Vor allem die Nationalmannschaft der Bundesrepublik mit ihren zwei Welt- und Europameistertiteln genoss bei Fans in der DDR hohe Wertschätzung. Demgegenüber gelang es der DDR-Elf nur einmal, bei der WM 1974, an der Endrunde eines internationalen Turniers teilzunehmen. "Freundschaftsspielweltmeister" und "Qualifikationsversager" sind die von Enttäuschung geprägten Bezeichnungen, mit denen diese vergleichsweise magere Bilanz im Volksmund belegt wurde. Bei olympischen Fußballturnieren trumpfte der DDR-Fußball hingegen mehrfach auf: Nach Bronze 1964 und 1972 erreichte die DDR-Elf 1976 sogar den Olympiasieg und errang 1980 noch einmal eine Silbermedaille. Doch war das Interesse an diesen Auszeichnungen gering, da der olympische Wettbewerb im Gegensatz zum Profifußball unter Amateuren ausgetragen wurde[2].
Über die Gründe für den mäßigen Erfolg des DDR-Teams ist viel spekuliert worden: Wie viele andere sieht der ehemalige Nationaltrainer Georg Buschner "DDR-Sportchef" Manfred Ewald als eigentlichen Totengräber des DDR-Fußballs, da Talente und Ressourcen vor allem in sogenannte medaillenintensive Sportarten kanalisiert wurden[3]. "Die langen Fußballer sind bei uns Ruderer"[4] erklärte 1986 der Jenaer Trainer Lothar Kurbjuweit entsprechend sarkastisch, als er nach den Gründen für die wenigen hochgewachsenen DDR-Auswahlspieler gefragt wurde.

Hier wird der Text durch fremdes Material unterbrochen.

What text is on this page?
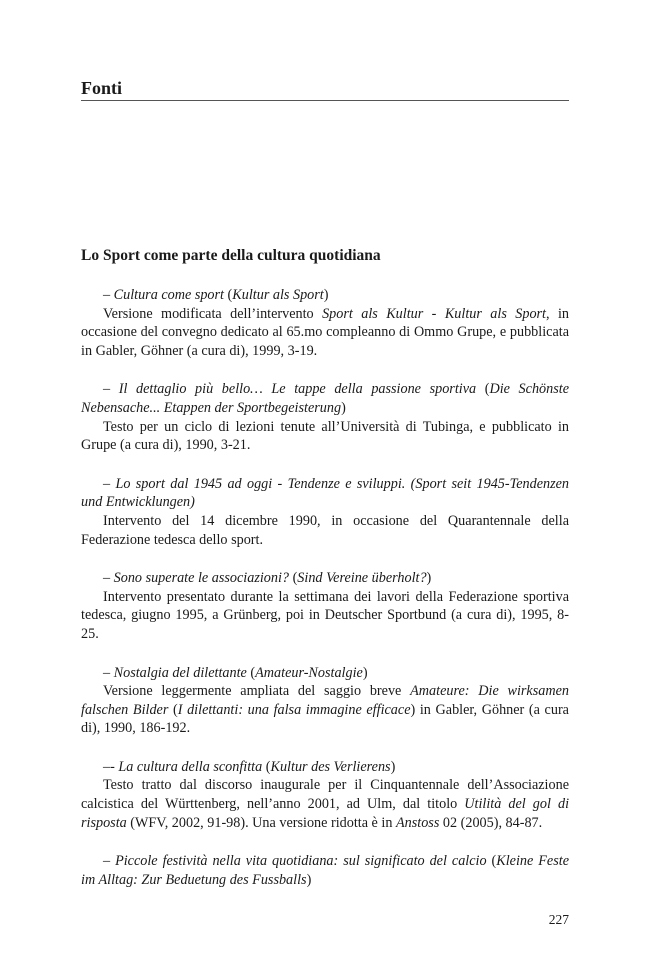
Fonti
Lo Sport come parte della cultura quotidiana
– Cultura come sport (Kultur als Sport)
Versione modificata dell’intervento Sport als Kultur - Kultur als Sport, in occasione del convegno dedicato al 65.mo compleanno di Ommo Grupe, e pubblicata in Gabler, Göhner (a cura di), 1999, 3-19.
– Il dettaglio più bello… Le tappe della passione sportiva (Die Schönste Nebensache... Etappen der Sportbegeisterung)
Testo per un ciclo di lezioni tenute all’Università di Tubinga, e pubblicato in Grupe (a cura di), 1990, 3-21.
– Lo sport dal 1945 ad oggi - Tendenze e sviluppi. (Sport seit 1945-Tendenzen und Entwicklungen)
Intervento del 14 dicembre 1990, in occasione del Quarantennale della Federazione tedesca dello sport.
– Sono superate le associazioni? (Sind Vereine überholt?)
Intervento presentato durante la settimana dei lavori della Federazione sportiva tedesca, giugno 1995, a Grünberg, poi in Deutscher Sportbund (a cura di), 1995, 8-25.
– Nostalgia del dilettante (Amateur-Nostalgie)
Versione leggermente ampliata del saggio breve Amateure: Die wirksamen falschen Bilder (I dilettanti: una falsa immagine efficace) in Gabler, Göhner (a cura di), 1990, 186-192.
–- La cultura della sconfitta (Kultur des Verlierens)
Testo tratto dal discorso inaugurale per il Cinquantennale dell’Associazione calcistica del Württenberg, nell’anno 2001, ad Ulm, dal titolo Utilità del gol di risposta (WFV, 2002, 91-98). Una versione ridotta è in Anstoss 02 (2005), 84-87.
– Piccole festività nella vita quotidiana: sul significato del calcio (Kleine Feste im Alltag: Zur Beduetung des Fussballs)
227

Die Begeisterung der DDR-Fans für die westdeutschen Kicker war für die SED-Führung, die seit Mitte der 1950er Jahre auf scharfe Abgrenzung von der Bundesrepublik bedacht war, ein peinliches Phänomen. Für die Verfechter einer "sozialistischen Nation"[5] war besonders irritierend, dass sich, wie das Leipziger Zentralinstitut für Jugendforschung in einer geheim gehaltenen Studie feststellte[6], gerade die Jugend für die bundesdeutschen Fußballidole interessierte – und damit eine Generation, die in der DDR aufgewachsen war und eigentlich keinen gesamtdeutschen Bezug mehr kennen sollte. Als 1971 in Warschau anlässlich eines EM-Qualifikationsspiels der bundesdeutschen Nationalmannschaft Hunderte aus der DDR angereiste Fans Grüße an "die deutsche Nationalelf und den Kaiser Franz" skandierten, griff der Sicherheitsapparat rigide durch. Die Fans wurden bis an ihren Heimatort verfolgt und mit empfindlichen Sanktionen bestraft[7].
Während sich die Sportpolitiker anderer Staaten in West- und Osteuropa vor allem um die wachsende Zahl gewalttätiger Fans in den Stadien sorgten, schufen sich die DDR-Funktionäre ein zusätzliches "Fanproblem" selbst, indem sie Bundesliga-Anhänger pauschal als "negativ-dekadent" etikettierten und mit Knüppeln, durch Inoffizielle Stasi-Mitarbeiter in Fanclubs und weitere Schikanen zu bekehren suchten. Doch ließen sich echte Fans natürlich nicht abschrecken, und so gerieten Auftritte von Bundesliga-Clubs im Ostblock stets zu fröhlichen Treffen ihrer ostdeutschen Schlachtenbummler.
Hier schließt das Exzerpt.